The Sky is Falling: Ascendant & Descendent Gestures in the Poem
This workshop is part of the POETRY FESTIVAL
Have you ever been asked, “Why don’t you write happy poems”? Or perhaps you have been admonished that your poems are too “dark.” There is a common assumption that the poem should “lift,” “inspire,” or at least suggest “hope.” However, what if that is not your aim? What if your goal is not to affirm the reader or to soothe but instead to disarm, indeed, to allow the reader to take in the distress of a situation or even internal states such as disconsolation? In this workshop, we will look at how the poem builds toward its final moments and discuss the paradox of how ascendant gestures may shut (down) the poem’s possibilities while descendent gestures may open them (up). This is a generative workshop so we will be writing at least two poems and both will be revised. Possible poets whose work we will discuss include Ai, Harris, Baudelaire, Dobyns, Siken among others.
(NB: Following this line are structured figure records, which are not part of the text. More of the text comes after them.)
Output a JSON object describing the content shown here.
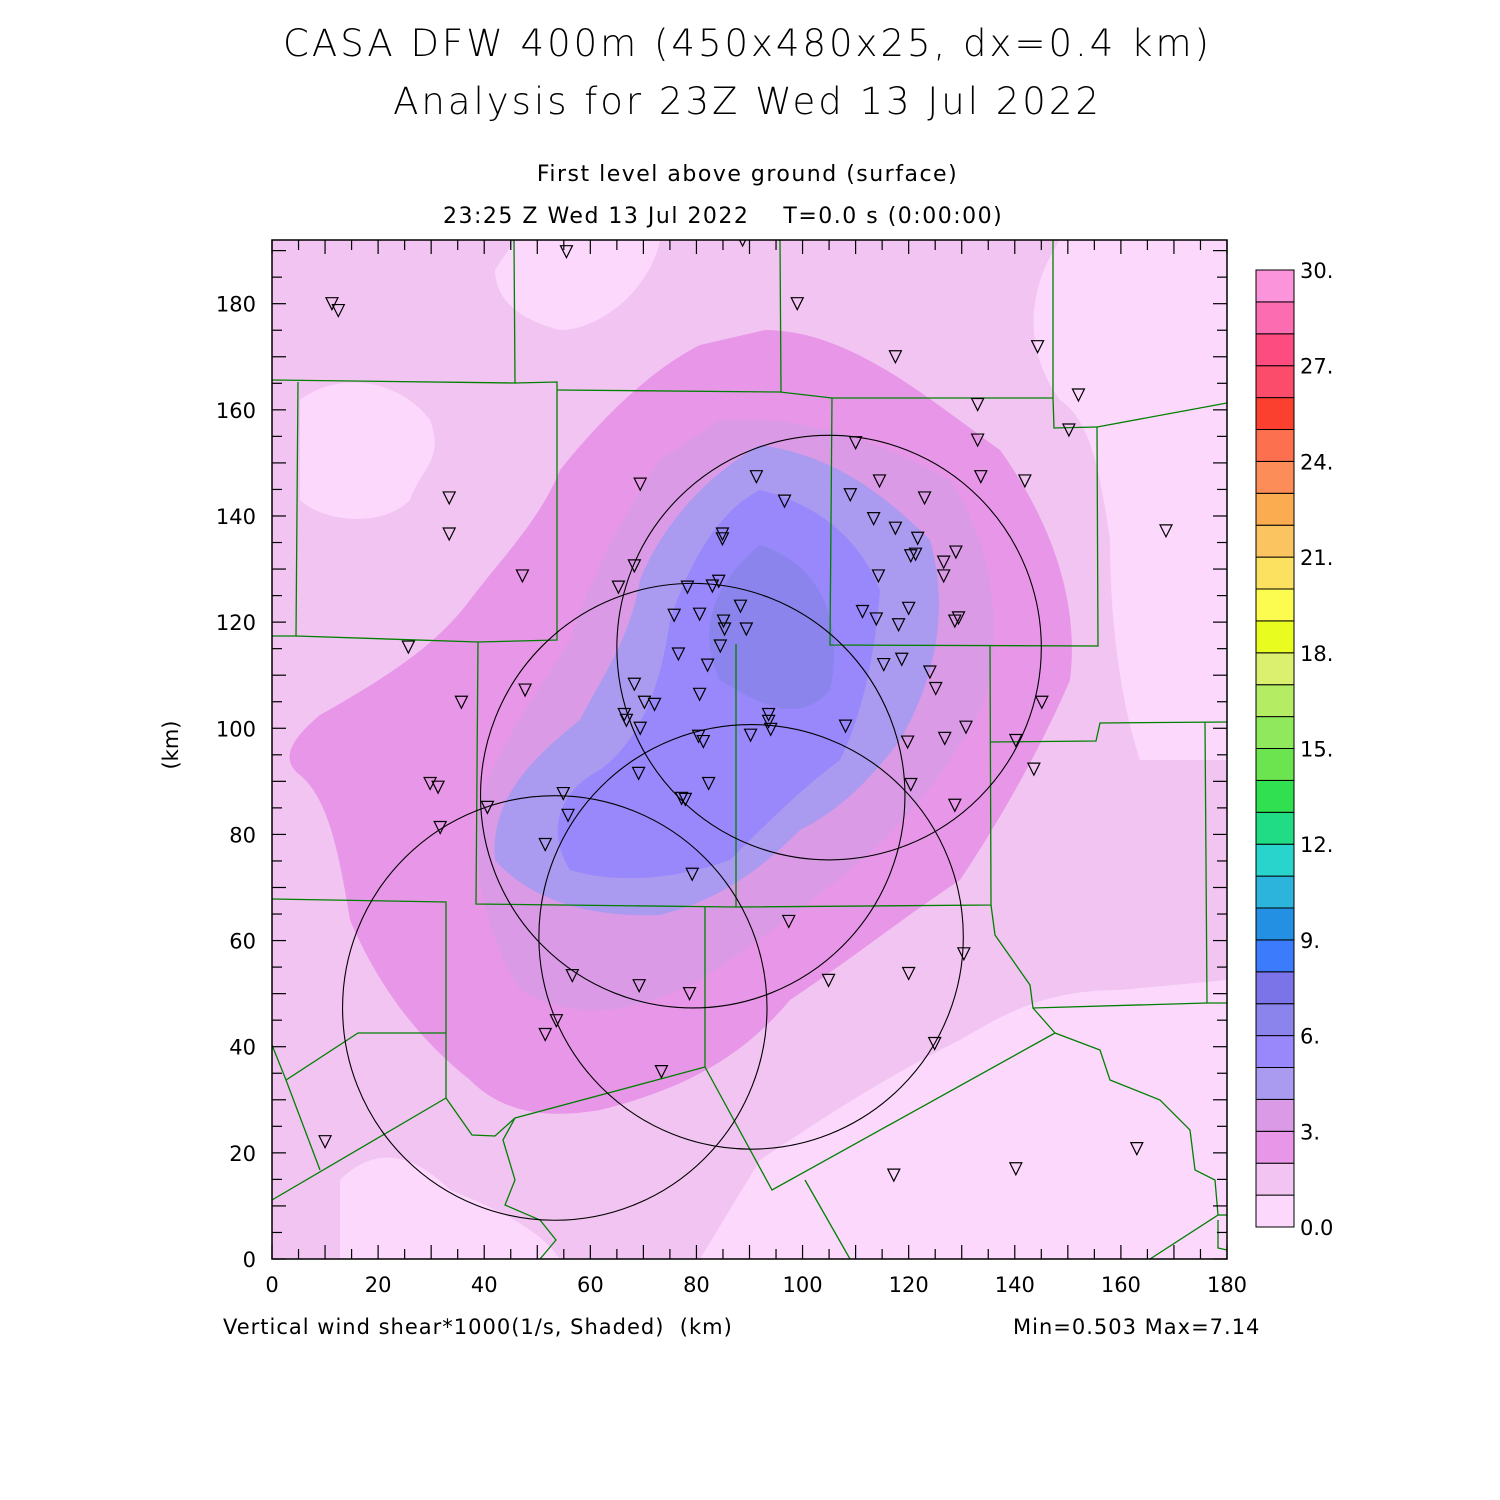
{
  "title_line1": "CASA DFW 400m (450x480x25, dx=0.4 km)",
  "title_line2": "Analysis for 23Z Wed 13 Jul 2022",
  "subtitle_line1": "First level above ground (surface)",
  "subtitle_line2": "23:25 Z Wed 13 Jul 2022    T=0.0 s (0:00:00)",
  "footer_left": "Vertical wind shear*1000(1/s, Shaded)  (km)",
  "footer_right": "Min=0.503 Max=7.14",
  "chart_data": {
    "type": "heatmap",
    "title": "Vertical wind shear*1000 (1/s, Shaded)",
    "xlabel": "(km)",
    "ylabel": "(km)",
    "xlim": [
      0,
      180
    ],
    "ylim": [
      0,
      192
    ],
    "x_ticks": [
      "0",
      "20",
      "40",
      "60",
      "80",
      "100",
      "120",
      "140",
      "160",
      "180"
    ],
    "y_ticks": [
      "0",
      "20",
      "40",
      "60",
      "80",
      "100",
      "120",
      "140",
      "160",
      "180"
    ],
    "min": 0.503,
    "max": 7.14,
    "colorbar": {
      "range": [
        0,
        30
      ],
      "step": 1,
      "labels": [
        "0.0",
        "3.",
        "6.",
        "9.",
        "12.",
        "15.",
        "18.",
        "21.",
        "24.",
        "27.",
        "30."
      ],
      "colors": [
        "#fcd8fc",
        "#f2c4f2",
        "#e896e8",
        "#da9ae6",
        "#aa9af0",
        "#9888fc",
        "#8a84ec",
        "#7a74e8",
        "#3c7cfc",
        "#2490e4",
        "#2cb4dc",
        "#28d4cc",
        "#20dc84",
        "#30e050",
        "#6ce450",
        "#90e85c",
        "#b4ec64",
        "#dcf070",
        "#e8fc20",
        "#fcfc50",
        "#fce060",
        "#fcc460",
        "#fcac50",
        "#fc8c58",
        "#fc7050",
        "#fc4030",
        "#fc4c6c",
        "#fc4c80",
        "#fc6cb0",
        "#fc94dc"
      ]
    },
    "range_rings": [
      {
        "center": [
          105.0,
          115.2
        ],
        "radius_km": 40
      },
      {
        "center": [
          79.3,
          87.3
        ],
        "radius_km": 40
      },
      {
        "center": [
          90.3,
          60.7
        ],
        "radius_km": 40
      },
      {
        "center": [
          53.3,
          47.3
        ],
        "radius_km": 40
      }
    ],
    "stations": [
      [
        11.3,
        180
      ],
      [
        12.5,
        178.7
      ],
      [
        55.5,
        189.8
      ],
      [
        88.7,
        192
      ],
      [
        99,
        180
      ],
      [
        117.5,
        170
      ],
      [
        144.3,
        171.9
      ],
      [
        152,
        162.8
      ],
      [
        133,
        161
      ],
      [
        150.2,
        156.2
      ],
      [
        110,
        153.8
      ],
      [
        133,
        154.3
      ],
      [
        33.4,
        143.4
      ],
      [
        33.4,
        136.6
      ],
      [
        69.4,
        146
      ],
      [
        91.3,
        147.4
      ],
      [
        96.6,
        142.8
      ],
      [
        109,
        144
      ],
      [
        114.5,
        146.6
      ],
      [
        133.6,
        147.4
      ],
      [
        141.9,
        146.6
      ],
      [
        123,
        143.4
      ],
      [
        168.5,
        137.2
      ],
      [
        113.4,
        139.5
      ],
      [
        117.5,
        137.7
      ],
      [
        121.7,
        135.8
      ],
      [
        84.9,
        136.6
      ],
      [
        84.9,
        135.7
      ],
      [
        68.3,
        130.6
      ],
      [
        120.4,
        132.5
      ],
      [
        121.3,
        132.8
      ],
      [
        128.9,
        133.2
      ],
      [
        126.6,
        131.3
      ],
      [
        126.6,
        128.7
      ],
      [
        114.3,
        128.7
      ],
      [
        47.2,
        128.7
      ],
      [
        65.3,
        126.6
      ],
      [
        78.3,
        126.6
      ],
      [
        83,
        126.8
      ],
      [
        84.2,
        127.7
      ],
      [
        88.3,
        123
      ],
      [
        75.8,
        121.3
      ],
      [
        80.6,
        121.5
      ],
      [
        85.1,
        120.2
      ],
      [
        111.3,
        122
      ],
      [
        113.9,
        120.6
      ],
      [
        118.1,
        119.5
      ],
      [
        120,
        122.6
      ],
      [
        129.4,
        120.8
      ],
      [
        128.7,
        120.2
      ],
      [
        85.3,
        118.7
      ],
      [
        89.4,
        118.7
      ],
      [
        84.5,
        115.5
      ],
      [
        25.7,
        115.3
      ],
      [
        76.6,
        114
      ],
      [
        82.1,
        111.9
      ],
      [
        115.3,
        112
      ],
      [
        118.7,
        113
      ],
      [
        124,
        110.6
      ],
      [
        125.1,
        107.5
      ],
      [
        68.3,
        108.3
      ],
      [
        47.7,
        107.2
      ],
      [
        35.7,
        104.9
      ],
      [
        70.2,
        104.9
      ],
      [
        72.1,
        104.5
      ],
      [
        80.6,
        106.4
      ],
      [
        66.4,
        102.6
      ],
      [
        66.8,
        101.5
      ],
      [
        69.4,
        100
      ],
      [
        93.6,
        102.6
      ],
      [
        93.6,
        101.3
      ],
      [
        94,
        99.8
      ],
      [
        108.1,
        100.4
      ],
      [
        130.8,
        100.2
      ],
      [
        145.1,
        104.9
      ],
      [
        90.2,
        98.7
      ],
      [
        80.4,
        98.5
      ],
      [
        81.3,
        97.5
      ],
      [
        119.8,
        97.4
      ],
      [
        126.8,
        98.1
      ],
      [
        140.2,
        97.7
      ],
      [
        143.6,
        92.3
      ],
      [
        69.1,
        91.5
      ],
      [
        82.3,
        89.6
      ],
      [
        120.4,
        89.4
      ],
      [
        29.8,
        89.6
      ],
      [
        31.3,
        88.9
      ],
      [
        54.9,
        87.7
      ],
      [
        77.2,
        86.8
      ],
      [
        77.9,
        86.6
      ],
      [
        40.6,
        85.1
      ],
      [
        55.8,
        83.6
      ],
      [
        128.7,
        85.5
      ],
      [
        31.7,
        81.3
      ],
      [
        51.5,
        78.1
      ],
      [
        79.2,
        72.5
      ],
      [
        97.4,
        63.6
      ],
      [
        130.4,
        57.5
      ],
      [
        56.6,
        53.4
      ],
      [
        120,
        53.8
      ],
      [
        69.2,
        51.5
      ],
      [
        78.7,
        50
      ],
      [
        104.9,
        52.5
      ],
      [
        53.6,
        44.9
      ],
      [
        51.5,
        42.3
      ],
      [
        124.9,
        40.6
      ],
      [
        73.4,
        35.3
      ],
      [
        10,
        22.1
      ],
      [
        117.2,
        15.8
      ],
      [
        140.2,
        17
      ],
      [
        163,
        20.8
      ]
    ]
  }
}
Vievee Francis is the author of The Shared World, which is forthcoming from Northwestern University Press; Forest Primeval (TriQuarterly Books, 2015), winner of the 2017 Kingsley Tufts Award; Horse in the Dark (Northwestern University Press, 2012), winner of the Cave Canem Northwestern University Press Poetry Prize; and Blue-Tail Fly (Wayne State University Press, 2006). Her work has appeared in numerous print and online journals, textbooks, and anthologies, including Poetry, Best American Poetry 2010, 2014, 2017, 2019, and Angles of Ascent: A Norton Anthology of Contemporary African American Poetry. She has been a participant in the Cave Canem Workshops, a Poet-in-Residence for the Alice Lloyd Scholars Program at the University of Michigan, and teaches poetry writing in the Callaloo Creative Writing Workshop (USA, UK, and Barbados). In 2009 she received a Rona Jaffe Writer’s Award, and in 2010, a Kresge Fellowship. She is the recipient of the 2021 Aiken Taylor Award for Modern American Poetry. Born in West Texas, she earned an MFA from the University of Michigan in 2009. She serves as an associate editor of Callaloo and an associate professor of English and Creative Writing at Dartmouth College in Hanover, NH.